Prompt Canary

Prompt Canary rolls a candidate prompt version out beside the current stable version, ramps traffic in deterministic steps, and auto-rolls back when the constitutional violation rate crosses a configured threshold. The pattern is inspired by Argo Rollouts' progressive delivery model.

Visit /prompts/{your-prompt-key}/canary after demo-login to drive a canary by hand.

State machine

            propose
                │
                ▼
          proposed ───── rollback ──► rolled_back
                │
                ▼
           ramping ◄──┐ ramp (10/25/50)
                │     │
                ├──── pause ────► analyzing ──── promote ──► stable
                │                       │
                └─────── rollback ──────┴────► rolled_back
TransitionEffect
proposeCreate a deployment row. Requires both canary_version_id and stable_version_id of the same prompt_key.
startproposed → ramping. Sets current_weight = 10 per PRD §9.4.
ramp(weight)Clamped to [0, max_weight]. Stays in ramping.
pauseramping → analyzing. Stops further sampling traffic.
promoteanalyzing → stable. Atomically swaps is_production on the underlying PromptVersion rows — implicit 100%.
rollback(reason)Any non-terminal → rolled_back. is_production on the stable version is untouched.

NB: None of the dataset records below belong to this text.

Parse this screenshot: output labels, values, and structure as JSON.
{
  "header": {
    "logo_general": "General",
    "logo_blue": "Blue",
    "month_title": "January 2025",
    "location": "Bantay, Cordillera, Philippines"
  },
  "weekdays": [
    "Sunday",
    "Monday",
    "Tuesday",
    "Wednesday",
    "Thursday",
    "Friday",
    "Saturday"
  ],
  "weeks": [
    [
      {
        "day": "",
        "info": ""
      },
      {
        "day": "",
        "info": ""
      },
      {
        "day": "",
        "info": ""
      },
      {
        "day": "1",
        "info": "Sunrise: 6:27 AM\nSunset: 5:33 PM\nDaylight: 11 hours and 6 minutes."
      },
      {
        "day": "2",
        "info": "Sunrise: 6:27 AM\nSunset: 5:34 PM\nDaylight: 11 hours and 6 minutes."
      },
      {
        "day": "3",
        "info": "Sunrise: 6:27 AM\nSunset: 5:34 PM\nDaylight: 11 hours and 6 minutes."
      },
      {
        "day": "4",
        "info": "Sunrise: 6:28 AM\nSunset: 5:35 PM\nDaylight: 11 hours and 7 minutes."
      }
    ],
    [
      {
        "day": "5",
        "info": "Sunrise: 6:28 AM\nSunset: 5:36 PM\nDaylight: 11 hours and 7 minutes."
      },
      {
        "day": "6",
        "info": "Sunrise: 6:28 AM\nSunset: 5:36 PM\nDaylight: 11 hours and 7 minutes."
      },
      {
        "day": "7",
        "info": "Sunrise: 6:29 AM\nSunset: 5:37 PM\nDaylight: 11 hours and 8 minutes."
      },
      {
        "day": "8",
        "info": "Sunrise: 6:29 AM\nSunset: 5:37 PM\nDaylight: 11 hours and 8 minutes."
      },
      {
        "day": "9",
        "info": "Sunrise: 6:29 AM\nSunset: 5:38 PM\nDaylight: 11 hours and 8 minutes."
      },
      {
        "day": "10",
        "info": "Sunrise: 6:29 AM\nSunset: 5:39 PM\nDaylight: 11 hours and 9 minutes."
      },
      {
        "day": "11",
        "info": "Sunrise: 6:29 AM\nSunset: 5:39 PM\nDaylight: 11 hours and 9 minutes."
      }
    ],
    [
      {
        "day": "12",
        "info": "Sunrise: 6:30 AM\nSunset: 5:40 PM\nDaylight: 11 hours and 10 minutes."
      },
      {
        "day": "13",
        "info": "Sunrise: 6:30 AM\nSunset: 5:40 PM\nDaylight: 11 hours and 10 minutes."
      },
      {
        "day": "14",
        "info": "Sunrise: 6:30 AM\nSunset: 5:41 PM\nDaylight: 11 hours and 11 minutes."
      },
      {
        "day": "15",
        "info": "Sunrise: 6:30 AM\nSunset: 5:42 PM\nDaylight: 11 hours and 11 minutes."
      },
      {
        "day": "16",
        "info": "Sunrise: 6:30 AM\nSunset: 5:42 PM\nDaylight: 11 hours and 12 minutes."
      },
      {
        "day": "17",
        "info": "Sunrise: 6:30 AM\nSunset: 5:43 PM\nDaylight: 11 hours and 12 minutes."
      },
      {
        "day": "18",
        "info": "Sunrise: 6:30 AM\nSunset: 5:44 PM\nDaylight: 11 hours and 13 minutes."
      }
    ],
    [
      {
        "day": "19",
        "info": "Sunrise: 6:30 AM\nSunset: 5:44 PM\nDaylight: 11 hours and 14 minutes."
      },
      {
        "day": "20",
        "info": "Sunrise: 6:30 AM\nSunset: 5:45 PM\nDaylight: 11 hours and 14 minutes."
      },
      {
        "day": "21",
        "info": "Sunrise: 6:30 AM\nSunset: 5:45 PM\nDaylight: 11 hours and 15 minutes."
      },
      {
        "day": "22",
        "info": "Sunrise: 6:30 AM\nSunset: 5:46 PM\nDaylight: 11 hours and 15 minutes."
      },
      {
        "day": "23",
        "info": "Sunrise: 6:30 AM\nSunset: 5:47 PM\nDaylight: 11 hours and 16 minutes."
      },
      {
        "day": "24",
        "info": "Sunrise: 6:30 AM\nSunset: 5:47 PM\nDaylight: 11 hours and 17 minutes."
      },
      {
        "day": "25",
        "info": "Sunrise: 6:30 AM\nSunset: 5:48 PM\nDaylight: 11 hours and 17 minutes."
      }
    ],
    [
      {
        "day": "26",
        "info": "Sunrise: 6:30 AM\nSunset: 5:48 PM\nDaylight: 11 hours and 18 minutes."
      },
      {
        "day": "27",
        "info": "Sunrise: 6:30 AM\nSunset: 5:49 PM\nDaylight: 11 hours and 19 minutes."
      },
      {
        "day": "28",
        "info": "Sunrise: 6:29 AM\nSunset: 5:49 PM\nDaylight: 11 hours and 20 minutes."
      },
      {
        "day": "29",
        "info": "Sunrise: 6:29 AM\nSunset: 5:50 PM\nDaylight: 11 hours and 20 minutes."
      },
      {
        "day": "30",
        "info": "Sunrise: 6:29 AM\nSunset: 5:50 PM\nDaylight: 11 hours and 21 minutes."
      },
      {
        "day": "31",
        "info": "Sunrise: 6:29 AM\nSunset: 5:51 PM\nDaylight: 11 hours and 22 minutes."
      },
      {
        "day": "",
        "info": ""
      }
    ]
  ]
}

Terminal states (stable, rolled_back) cannot transition further. File a fresh canary against the same prompt_key after promotion or rollback.

How traffic-splitting works

The gateway pops audittrail_prompt_key from incoming chat completion requests and consults the active ramping deployment for that (user_id, prompt_key). A deterministic SHA-256 dice roll seeded by the request id picks canary or stable per the current weight. The result is tagged on the span as:

  • audittrail.prompt.key
  • audittrail.prompt.canary_deployment_id
  • audittrail.prompt.canary_variant_id
  • audittrail.prompt.canary_variant"canary" or "stable"
  • audittrail.prompt.weight_applied

In v2.9.5 these tags are observability-only — the dice roll decides which variant would have served the request, but the template string returned is whatever the caller supplied. Full traffic-splitting via SDK-side template selection ships in a follow-up tag.

Auto-rollback

A worker runs on the same online_eval_loop that drives drift detection and evaluates every active ramping deployment once per pass. For each, it counts ConstitutionalEvaluation rows tagged on canary-variant spans in the last cooldown_minutes window. When:

  • the sample size is ≥ canary_min_sample_size (default 200) and
  • the violation rate (amber + red) exceeds judge_threshold

the worker transitions the deployment to rolled_back, sets rollback_reason to the observed rate, and emits canary.rolled_back on the live WebSocket plus the standard webhook fan-out.

Anti-thrash

A hard cap of 3 auto-rollbacks per (user_id, prompt_key) per 24h prevents runaway flapping. When the cap is hit the worker emits canary.rollback_capped and leaves the deployment in ramping so a human can investigate.

API

All routes are user-scoped — cross-tenant access returns 404 (not 403) to avoid leaking membership.

MethodPathPurpose
GET/api/v1/prompts/canary/activeAll active deployments for the caller.
GET/api/v1/prompts/{prompt_key}/canary/activeActive deployment for one key, or 404.
POST/api/v1/prompts/{prompt_key}/canary/proposeCreate. Rejects 409 if another is active.
POST/api/v1/prompts/{prompt_key}/canary/startproposed → ramping.
POST/api/v1/prompts/{prompt_key}/canary/rampBody {weight}.
POST/api/v1/prompts/{prompt_key}/canary/pauseramping → analyzing.
POST/api/v1/prompts/{prompt_key}/canary/promoteanalyzing → stable.
POST/api/v1/prompts/{prompt_key}/canary/rollbackBody {reason}.

Mutating routes share a 10 / minute rate limit per user.

WebSocket events

The live channel emits:

  • canary.ramped — on start and explicit ramp
  • canary.paused — on pause
  • canary.promoted — on promote
  • canary.rolled_back — on manual rollback or auto-rollback worker
  • canary.rollback_capped — anti-thrash cap reached (rare)

Every event payload includes the full CanaryDeploymentOut row so the dashboard can refresh without an extra fetch.

Settings

Tune via environment variables:

VariableDefaultEffect
AUDITTRAIL_CANARY_AUTO_ROLLBACK_ENABLEDtrueMaster switch for the worker.
AUDITTRAIL_CANARY_MIN_SAMPLE_SIZE200Floor before the violation-rate check fires.
AUDITTRAIL_CANARY_MAX_AUTOROLLBACKS_PER_24H3Anti-thrash cap.